Pasha followed into the direction of the drawer banging, unzipping, torrential toppling. That he hadn’t packed the bags on his own or arranged for a ride to the airport or simply woken Sveta at an hour when she could do it herself without having a conniption — none of this was mentioned or seemingly even thought, except by Frida, who needed to remember that this was none of her business and she must stay out of it. But stay out of it where? Not sure what to do with herself, she found herself staring at the bookshelves in the corridor, about to pluck one of Pasha’s poetry collections from the stacks but picking up a statuette instead, placing in her palm a turtle with a globe-size tumor on its shell. Meanwhile, in the nearby bedroom, Pasha attempted to calm Sveta with the good news that now there was one less thing to worry about. A major hassle had been averted. Sveta’s curiosity was piqued (the toppling momentarily abated). Pasha explained that it was no longer necessary to change their return flight — because the wedding was off! Sveta admirably discarded the packaging in which the news was delivered. Chto, she said, and in her chto could be heard every nuance the news suddenly brought from black depths into plain sight. She had Frida in mind when that chto was uttered. But then their bedroom door closed, no more was heard.
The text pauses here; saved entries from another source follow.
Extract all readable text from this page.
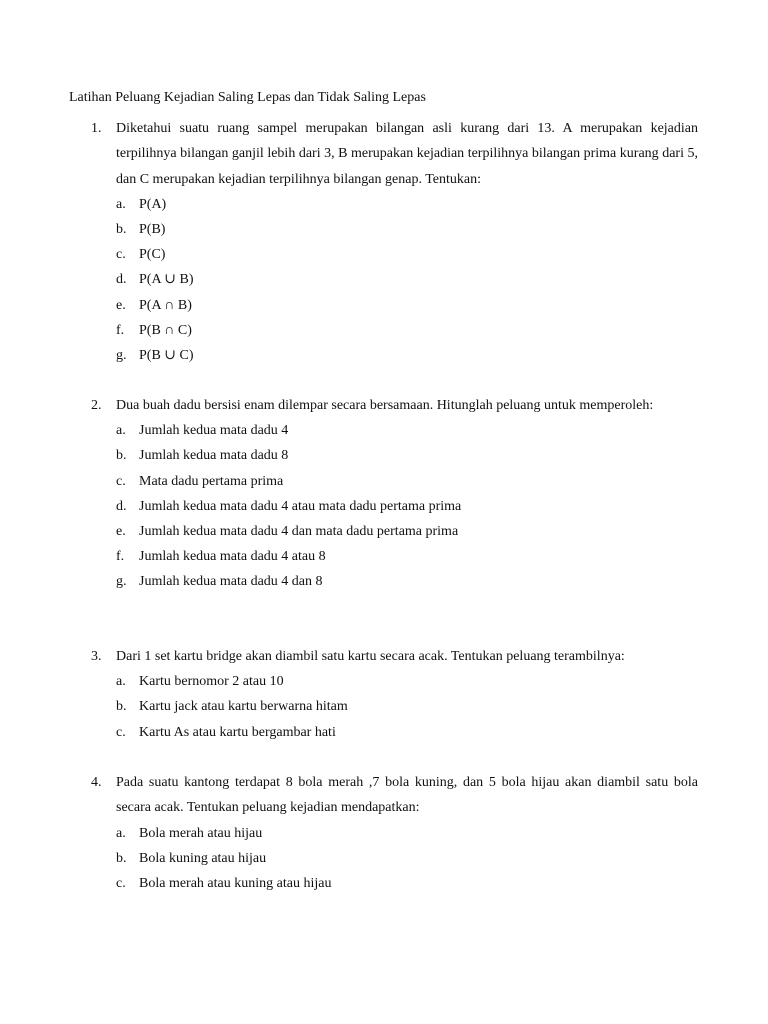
Latihan Peluang Kejadian Saling Lepas dan Tidak Saling Lepas
1. Diketahui suatu ruang sampel merupakan bilangan asli kurang dari 13. A merupakan kejadian terpilihnya bilangan ganjil lebih dari 3, B merupakan kejadian terpilihnya bilangan prima kurang dari 5, dan C merupakan kejadian terpilihnya bilangan genap. Tentukan:
a. P(A)
b. P(B)
c. P(C)
d. P(A ∪ B)
e. P(A ∩ B)
f. P(B ∩ C)
g. P(B ∪ C)
2. Dua buah dadu bersisi enam dilempar secara bersamaan. Hitunglah peluang untuk memperoleh:
a. Jumlah kedua mata dadu 4
b. Jumlah kedua mata dadu 8
c. Mata dadu pertama prima
d. Jumlah kedua mata dadu 4 atau mata dadu pertama prima
e. Jumlah kedua mata dadu 4 dan mata dadu pertama prima
f. Jumlah kedua mata dadu 4 atau 8
g. Jumlah kedua mata dadu 4 dan 8
3. Dari 1 set kartu bridge akan diambil satu kartu secara acak. Tentukan peluang terambilnya:
a. Kartu bernomor 2 atau 10
b. Kartu jack atau kartu berwarna hitam
c. Kartu As atau kartu bergambar hati
4. Pada suatu kantong terdapat 8 bola merah ,7 bola kuning, dan 5 bola hijau akan diambil satu bola secara acak. Tentukan peluang kejadian mendapatkan:
a. Bola merah atau hijau
b. Bola kuning atau hijau
c. Bola merah atau kuning atau hijau
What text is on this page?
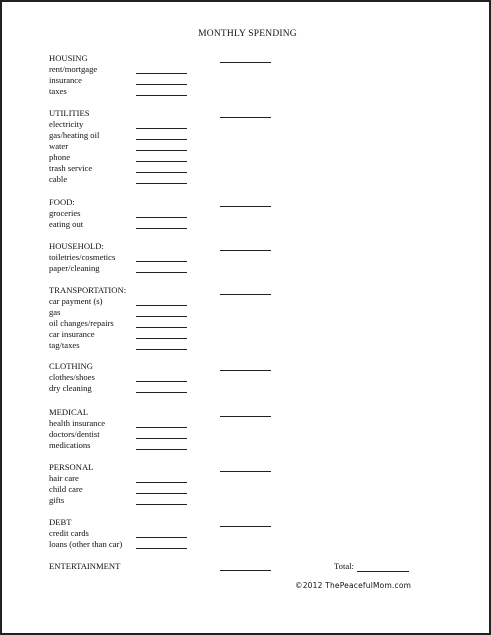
MONTHLY SPENDING
HOUSING
rent/mortgage
insurance
taxes
UTILITIES
electricity
gas/heating oil
water
phone
trash service
cable
FOOD:
groceries
eating out
HOUSEHOLD:
toiletries/cosmetics
paper/cleaning
TRANSPORTATION:
car payment (s)
gas
oil changes/repairs
car insurance
tag/taxes
CLOTHING
clothes/shoes
dry cleaning
MEDICAL
health insurance
doctors/dentist
medications
PERSONAL
hair care
child care
gifts
DEBT
credit cards
loans (other than car)
ENTERTAINMENT	Total:
©2012 ThePeacefulMom.com
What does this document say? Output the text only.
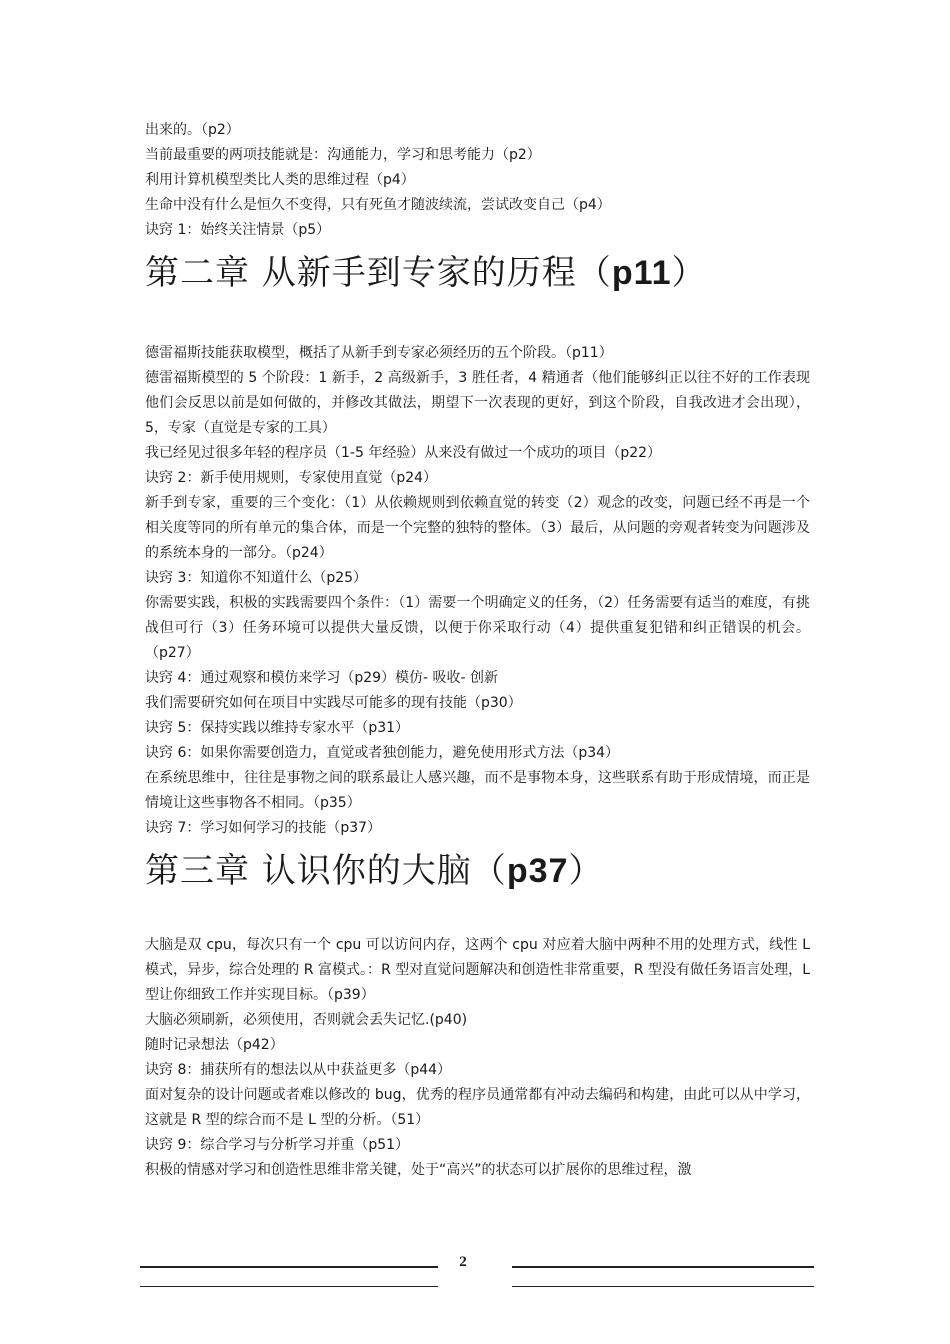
出来的。（p2）

当前最重要的两项技能就是：沟通能力，学习和思考能力（p2）

利用计算机模型类比人类的思维过程（p4）

生命中没有什么是恒久不变得，只有死鱼才随波续流，尝试改变自己（p4）

诀窍 1：始终关注情景（p5）

第二章 从新手到专家的历程（p11）

德雷福斯技能获取模型，概括了从新手到专家必须经历的五个阶段。（p11）

德雷福斯模型的 5 个阶段：1 新手，2 高级新手，3 胜任者，4 精通者（他们能够纠正以往不好的工作表现他们会反思以前是如何做的，并修改其做法，期望下一次表现的更好，到这个阶段，自我改进才会出现），5，专家（直觉是专家的工具）

我已经见过很多年轻的程序员（1-5 年经验）从来没有做过一个成功的项目（p22）

诀窍 2：新手使用规则，专家使用直觉（p24）

新手到专家，重要的三个变化：（1）从依赖规则到依赖直觉的转变（2）观念的改变，问题已经不再是一个相关度等同的所有单元的集合体，而是一个完整的独特的整体。（3）最后，从问题的旁观者转变为问题涉及的系统本身的一部分。（p24）

诀窍 3：知道你不知道什么（p25）

你需要实践，积极的实践需要四个条件：（1）需要一个明确定义的任务，（2）任务需要有适当的难度，有挑战但可行（3）任务环境可以提供大量反馈，以便于你采取行动（4）提供重复犯错和纠正错误的机会。（p27）

诀窍 4：通过观察和模仿来学习（p29）模仿- 吸收- 创新

我们需要研究如何在项目中实践尽可能多的现有技能（p30）

诀窍 5：保持实践以维持专家水平（p31）

诀窍 6：如果你需要创造力，直觉或者独创能力，避免使用形式方法（p34）

在系统思维中，往往是事物之间的联系最让人感兴趣，而不是事物本身，这些联系有助于形成情境，而正是情境让这些事物各不相同。（p35）

诀窍 7：学习如何学习的技能（p37）

第三章 认识你的大脑（p37）

大脑是双 cpu，每次只有一个 cpu 可以访问内存，这两个 cpu 对应着大脑中两种不用的处理方式，线性 L 模式，异步，综合处理的 R 富模式。：R 型对直觉问题解决和创造性非常重要，R 型没有做任务语言处理，L 型让你细致工作并实现目标。（p39）

大脑必须刷新，必须使用，否则就会丢失记忆.(p40)

随时记录想法（p42）

诀窍 8：捕获所有的想法以从中获益更多（p44）

面对复杂的设计问题或者难以修改的 bug，优秀的程序员通常都有冲动去编码和构建，由此可以从中学习，这就是 R 型的综合而不是 L 型的分析。（51）

诀窍 9：综合学习与分析学习并重（p51）

积极的情感对学习和创造性思维非常关键，处于“高兴”的状态可以扩展你的思维过程，激

2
They emerged an hour later dressed as members of a pastoral polyamorous cult, lugging two suitcases and three lumpy duffel bags. The bedroom was the giant suitcase they’d decided to leave behind. It looked like the scene of a pogrom. Hesitating as to how formal to make this farewell, Sveta was about to say something genuine and heartfelt when three loud honks resounded. Disturbed more than most by noise, she ran to the door. Parked out front was her glamorous friend Ada — embarrassing on most occasions, heaven-sent in emergencies. She hopped out of the quivering convertible in order to assist with their bags, which she did with wondrous ease despite knee-length patent-leather boots on a six-inch heel, adapted for the season by the presence of air-vent strips along the calves. As Ada leaned in to plant a smooch on Pasha’s cheek, Frida swung shut the door — alone at last!

The convertible’s vroom was still echoing when the lock turned. What’d you forget? yelled Frida. In marched Sveta’s half brother, Volk, followed by a wobbling wife of the miniature hormonal variety, and their kids. Frida’s face muscles betrayed her.
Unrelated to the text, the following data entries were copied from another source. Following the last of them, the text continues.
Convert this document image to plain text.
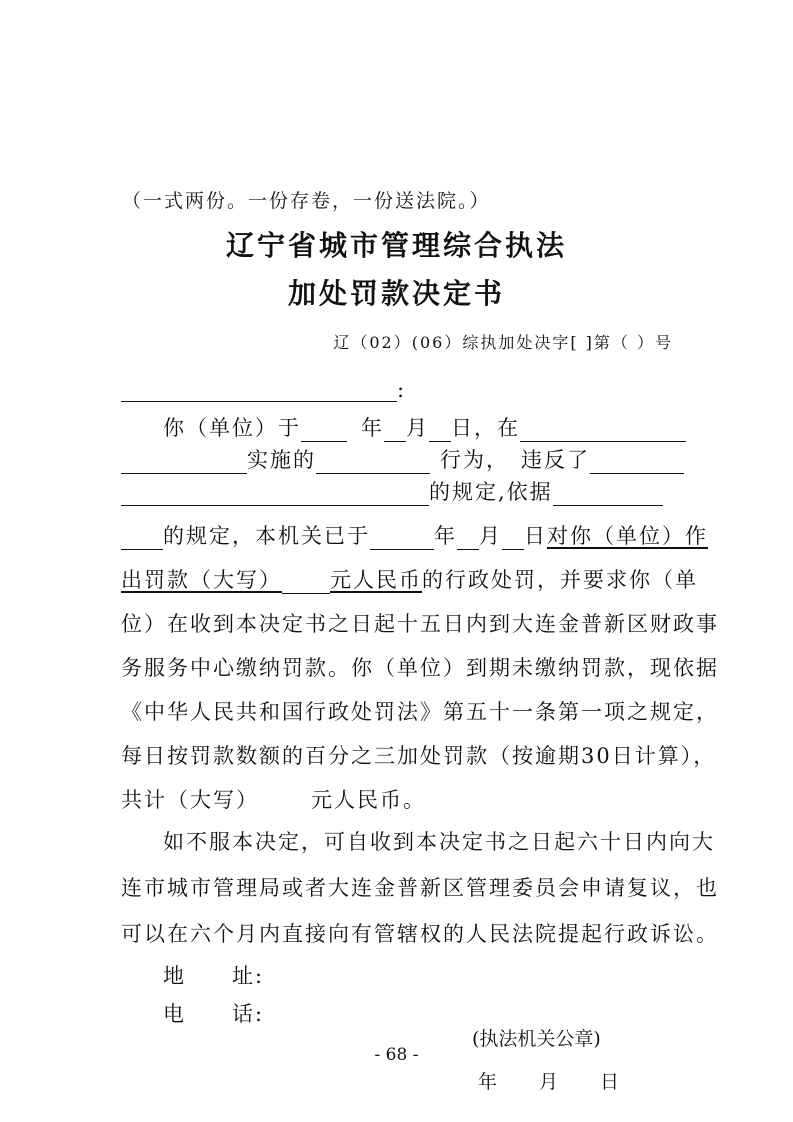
（一式两份。一份存卷，一份送法院。）
辽宁省城市管理综合执法
加处罚款决定书
辽（02）(06）综执加处决字[ ]第（ ）号
:
你（单位）于	年 月 日，在
实施的	行为， 违反了
的规定,依据
的规定，本机关已于	年 月 日对你（单位）作
出罚款（大写） 元人民币的行政处罚，并要求你（单
位）在收到本决定书之日起十五日内到大连金普新区财政事
务服务中心缴纳罚款。你（单位）到期未缴纳罚款，现依据
《中华人民共和国行政处罚法》第五十一条第一项之规定，
每日按罚款数额的百分之三加处罚款（按逾期30日计算），
共计（大写） 元人民币。
如不服本决定，可自收到本决定书之日起六十日内向大
连市城市管理局或者大连金普新区管理委员会申请复议，也
可以在六个月内直接向有管辖权的人民法院提起行政诉讼。
(执法机关公章)
- 68 -
年 月 日
地　　址:
电　　话:
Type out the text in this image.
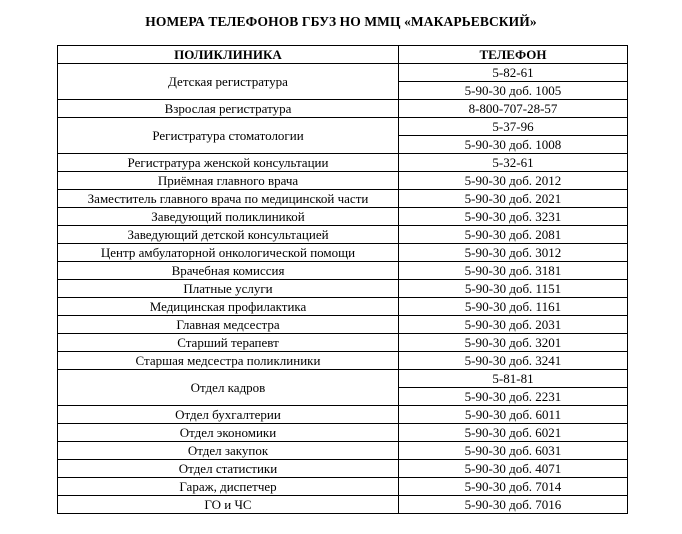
НОМЕРА ТЕЛЕФОНОВ ГБУЗ НО ММЦ «МАКАРЬЕВСКИЙ»
ПОЛИКЛИНИКА	ТЕЛЕФОН
Детская регистратура	5-82-61
	5-90-30 доб. 1005
Взрослая регистратура	8-800-707-28-57
Регистратура стоматологии	5-37-96
	5-90-30 доб. 1008
Регистратура женской консультации	5-32-61
Приёмная главного врача	5-90-30 доб. 2012
Заместитель главного врача по медицинской части	5-90-30 доб. 2021
Заведующий поликлиникой	5-90-30 доб. 3231
Заведующий детской консультацией	5-90-30 доб. 2081
Центр амбулаторной онкологической помощи	5-90-30 доб. 3012
Врачебная комиссия	5-90-30 доб. 3181
Платные услуги	5-90-30 доб. 1151
Медицинская профилактика	5-90-30 доб. 1161
Главная медсестра	5-90-30 доб. 2031
Старший терапевт	5-90-30 доб. 3201
Старшая медсестра поликлиники	5-90-30 доб. 3241
Отдел кадров	5-81-81
	5-90-30 доб. 2231
Отдел бухгалтерии	5-90-30 доб. 6011
Отдел экономики	5-90-30 доб. 6021
Отдел закупок	5-90-30 доб. 6031
Отдел статистики	5-90-30 доб. 4071
Гараж, диспетчер	5-90-30 доб. 7014
ГО и ЧС	5-90-30 доб. 7016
They didn’t tell you? said Volk.

There’s no communication in this household, said Frida.

We’re here for the week.

The family had left their home in the suburbs to come to the city and sleep in Pasha and Sveta’s windowless bedroom — this was their idea of a vacation. The room it took Sveta an hour to destroy took the wife three to return to order, a ratio that likely had broad applicability. The children moved in a multisonorous cloud of elbows. Primarily at home in the courtyard, they occasionally swooped indoors. The wife retrieved a frozen hunk of meat and began slamming it against the counter’s edge. The fact had to be acknowledged, circumstances were deteriorating fast.

FOURTEEN

VOLK’S WIFE CAME equipped with a nose and used it to sniff at fishy situations such as this. They’d planned their city vacation months ago, after learning that Pasha and Sveta would be going to Georgia for some writers’ congress or other. Sveta had boasted of her travel plans to her brother, and later that evening over a steamy mound of buckwheat Volk had good-humoredly poked fun at his sister’s jet-setting lifestyle to his always-thinking wife, who’d said, Volky, you know what this means, don’t you? Volky rarely did. A city vacation, of course! The wife masterminded, Volky arranged. An empty house had been promised. Instead they got Pasha’s American niece, Frida, who sat unmoving in the living room. The wife suspected that the girl had been planted there to make sure they didn’t do God knows what with the apartment and to report them if they did, in which case they could be sure to never have another city vacation again.